Stories bring us together. We can talk about them and bond over them. They are shared knowledge, shared legend, and shared history; often, they shape our shared future. Stories are so natural that we don’t notice how much they permeate our lives. And stories are on our side: they are meant to delight us, not deceive us—an ever-present form of entertainment.”
Meet Jean-Yves and Nathalie from Paris came to share our home, meet Manjula, me and Lucie. It was our first season after Manjula in her strong independent way slipped through my clumsy fingers but we all felt her presence.
Jean-Yves is a nurse and works in an ‘addictology’ department in a hospital. Previously a psychiatric nurse, he likes and is very committed to his job. He always raises questions about society, inequalities and he is waiting for the Grand Soir for more social justice.

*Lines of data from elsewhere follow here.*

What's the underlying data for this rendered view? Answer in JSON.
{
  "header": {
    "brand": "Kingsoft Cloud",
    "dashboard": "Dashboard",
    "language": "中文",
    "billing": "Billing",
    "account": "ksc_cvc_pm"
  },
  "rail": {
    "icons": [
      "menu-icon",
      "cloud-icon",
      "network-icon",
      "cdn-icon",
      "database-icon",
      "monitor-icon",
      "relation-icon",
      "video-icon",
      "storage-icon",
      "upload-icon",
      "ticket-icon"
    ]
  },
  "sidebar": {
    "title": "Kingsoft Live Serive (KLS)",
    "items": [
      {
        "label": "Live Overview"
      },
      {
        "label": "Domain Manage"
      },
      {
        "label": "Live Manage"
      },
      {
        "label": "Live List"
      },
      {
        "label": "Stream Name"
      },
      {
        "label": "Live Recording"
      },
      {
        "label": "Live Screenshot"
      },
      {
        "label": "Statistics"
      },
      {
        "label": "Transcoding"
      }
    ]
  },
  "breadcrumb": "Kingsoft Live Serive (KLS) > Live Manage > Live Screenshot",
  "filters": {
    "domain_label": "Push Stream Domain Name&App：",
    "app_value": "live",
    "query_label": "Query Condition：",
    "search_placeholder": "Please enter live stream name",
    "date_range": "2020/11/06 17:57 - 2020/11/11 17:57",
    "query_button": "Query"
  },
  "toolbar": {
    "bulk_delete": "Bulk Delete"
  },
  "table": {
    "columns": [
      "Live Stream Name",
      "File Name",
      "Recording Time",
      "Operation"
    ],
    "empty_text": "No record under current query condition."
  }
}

Nathalie, is passionate about human relations, also has a strong conscience and ethics who is responsible for social action for the archaeologists department. She likes to participates in and creates actions for the climate and social justice.
They live in a small apartment in the XIVth district of Paris, in a charming little cobbled street. They like to walk together for hours in Paris and enjoy travelling to countries like India. Together they are looking to broaden their insights and gain a more accurate view of the world.
It was fun and a real pleasure getting to know Jean-Yves and Nathalie while welcoming them to our home. They are an interesting, thoughtful and caring couple. We had a great adventure together on a mycycle tour but I’ll let them tell you themselves about their visit through their wonderful online presence. There are two entries here:
For Manjula, an important part of her life here at Mysore Bed and Breakfast was her cooking. Here’s a video of her at work.
Her sumptuous meals – were all from memory and experience over many years of serving others. The new additions and innovations she which she’d excitedly reveal, came from watching her favourite cooking programmes.
It was part of her constant giving, her love, her care and connecting to others.
Tonight was very special.
It was the first time since Manjula died that we’d had a dinner here. Partly in her memory and partly to continue her tradition.
Thank you Manjula.
The No 1 cooks were Tanuja and SB (aka Sowbhagya) who works for us now, ably juggling cleaning, cooking and tolerating me. Keerthi, Tanu’s husband was called in for technical support. Our guests wolfed down the lovely food and helped finish off the washing up.
We will continue to invite our friends to share their cooking skills with future guests.